Saturday, October 16, 2021

Understanding participation in movement building

This is a graphic I've used since 1990s to show how I and everyone else can help draw people to the information available in web libraries, or in face-to-face conferences, that focus on helping youth in high poverty areas move through school and into adult lives with jobs that enable them to raise their own kids free from poverty.

I do this almost every day, using social media, my blogs, my websites and email newsletter. In the 1990s I also had a printed newsletter and a PR firm helping generate media stories.

Yet, the big questions always have been a) who is attending?; b) what networks are they part of? and c) what geography do they represent?.  

I've posted many articles about network building and network analysis on this blog.  Please review some to understand how I've struggled with this for so many years.
In some of these I've pointed to NodeXL, which is a tool that can be used to understand who's participating in a Twitter or Facebook conversation that takes place within a defined period of time. 
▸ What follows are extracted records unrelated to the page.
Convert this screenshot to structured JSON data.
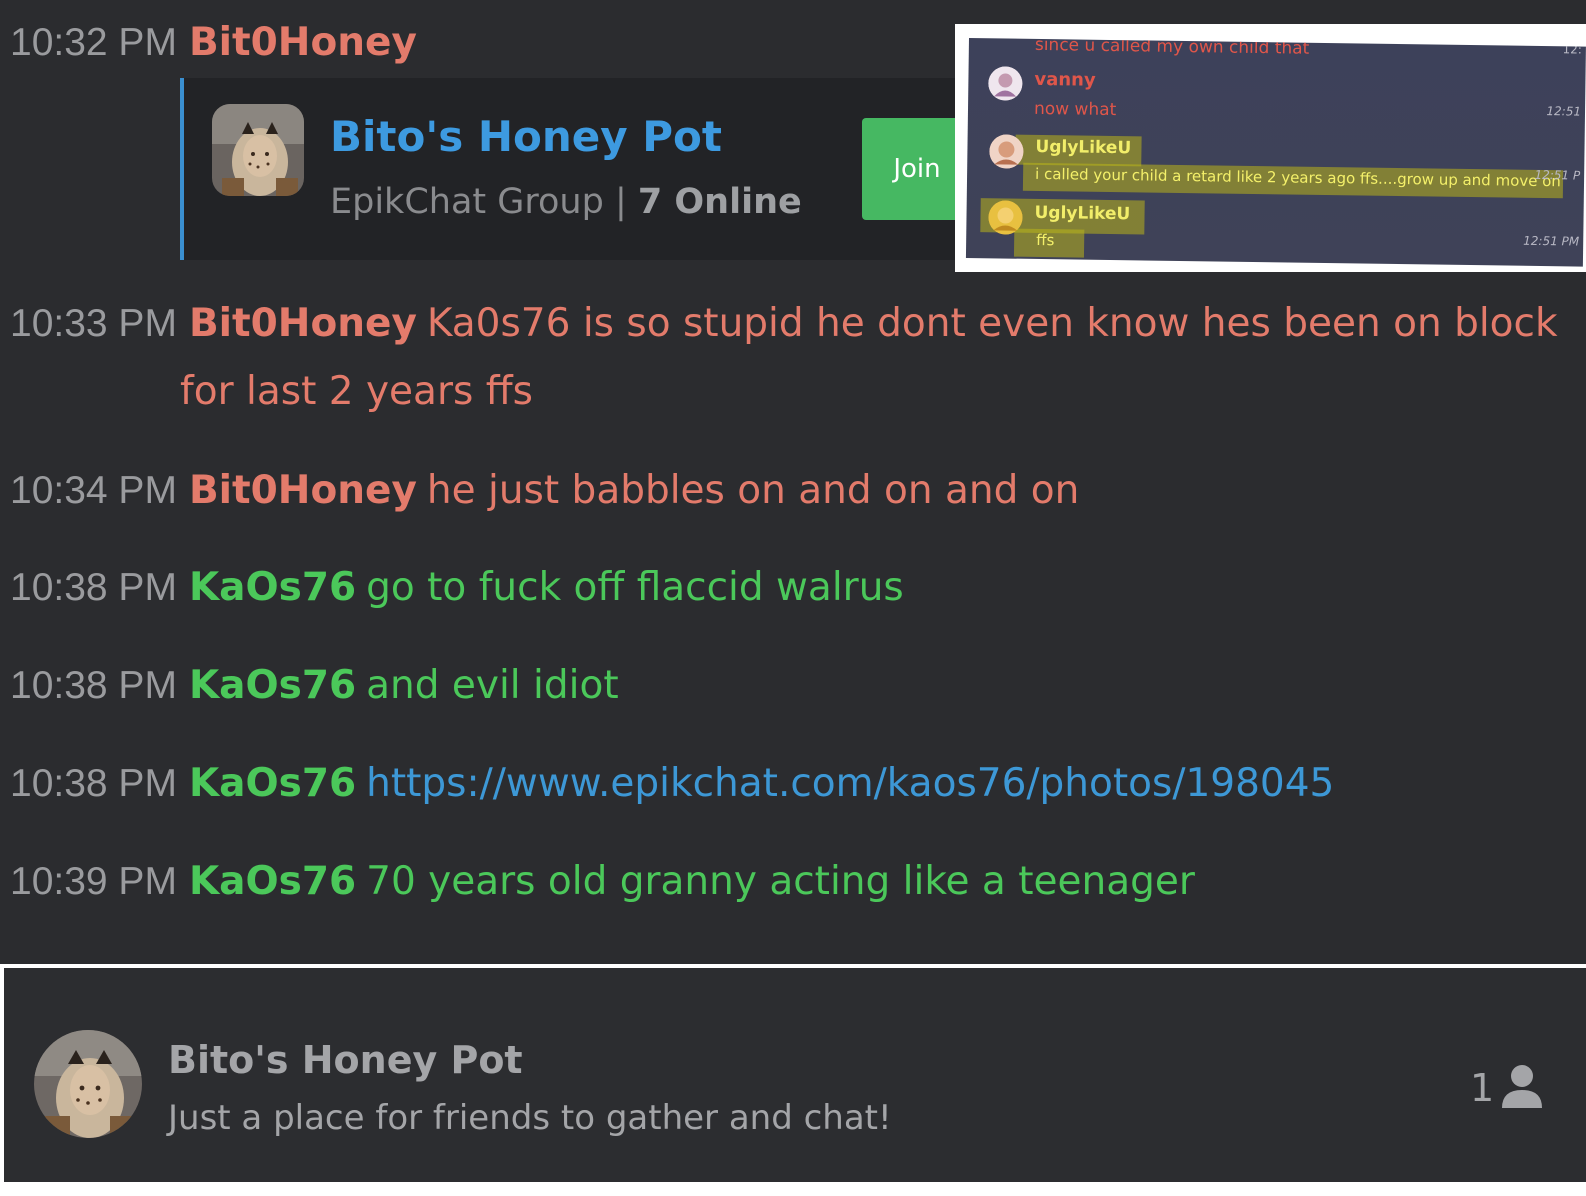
{
  "messages": [
    {
      "time": "10:32 PM",
      "user": "Bit0Honey",
      "text": "",
      "color": "#e37b6b"
    },
    {
      "time": "10:33 PM",
      "user": "Bit0Honey",
      "text": "Ka0s76 is so stupid he dont even know hes been on block for last 2 years ffs",
      "color": "#e37b6b"
    },
    {
      "time": "10:34 PM",
      "user": "Bit0Honey",
      "text": "he just babbles on and on and on",
      "color": "#e37b6b"
    },
    {
      "time": "10:38 PM",
      "user": "KaOs76",
      "text": "go to fuck off flaccid walrus",
      "color": "#4bc85a"
    },
    {
      "time": "10:38 PM",
      "user": "KaOs76",
      "text": "and evil idiot",
      "color": "#4bc85a"
    },
    {
      "time": "10:38 PM",
      "user": "KaOs76",
      "text": "https://www.epikchat.com/kaos76/photos/198045",
      "color": "#4bc85a"
    },
    {
      "time": "10:39 PM",
      "user": "KaOs76",
      "text": "70 years old granny acting like a teenager",
      "color": "#4bc85a"
    }
  ],
  "invite_card": {
    "name": "Bito's Honey Pot",
    "group_type": "EpikChat Group",
    "separator": "|",
    "online": "7 Online",
    "join_label": "Join",
    "accent": "#3a8fd0"
  },
  "inset_screenshot": {
    "top_text": "since u called my own child that",
    "rows": [
      {
        "user": "vanny",
        "text": "now what",
        "time": "12:51"
      },
      {
        "user": "UglyLikeU",
        "text": "i called your child a retard like 2 years ago ffs....grow up and move on",
        "time": "12:51 P"
      },
      {
        "user": "UglyLikeU",
        "text": "ffs",
        "time": "12:51 PM"
      }
    ],
    "corner_time": "12:"
  },
  "group_bar": {
    "name": "Bito's Honey Pot",
    "description": "Just a place for friends to gather and chat!",
    "member_count": "1",
    "icon": "person-icon"
  }
}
Today I saw the Tweet below.
What's exciting about this is that it looks like NodeXL has added a spatial analysis feature to their tool. Thus, you can not only create the traditional network analysis map showing who's connected to who in a conversation, now you can create geographic maps showing where participants come from. 

I've connected with Dr. Graham MacKenzie in the past and feel he's doing some of the best work in showing an analysis of the NodeXL maps, helping me and others make sense of what the maps are showing.  Today  he shared with me this link, which points to a collection of articles that he has written.

I have been reaching out to universities for many years with the goal of creating a Tutor/Mentor Connection research/action program on various campuses where students would do everything I have been trying to do, to support the growth of mentor-rich youth programs in the area surrounding each campus.  While I've had help from many interns I've never been able to form a long-term partnership.

Here's another graphic I've used often. It shows that teams of people with a wide range of talents and networks are needed at the program level, neighborhood level and city, state and federal level, to build and sustain mentor rich programs in all the places where they are needed.

These teams need to be involved in an on-going planning/action cycle that builds public will and the flow of resources needed to power all of the youth and family serving organizations that are needed.  

Learning to use NodeXL and other network analysis tools to understand how well leaders are able to attract needed talent, and keep people involved and the network growing over many years, would be a valuable skill.  It's one that students working in a university T/MC could be learning.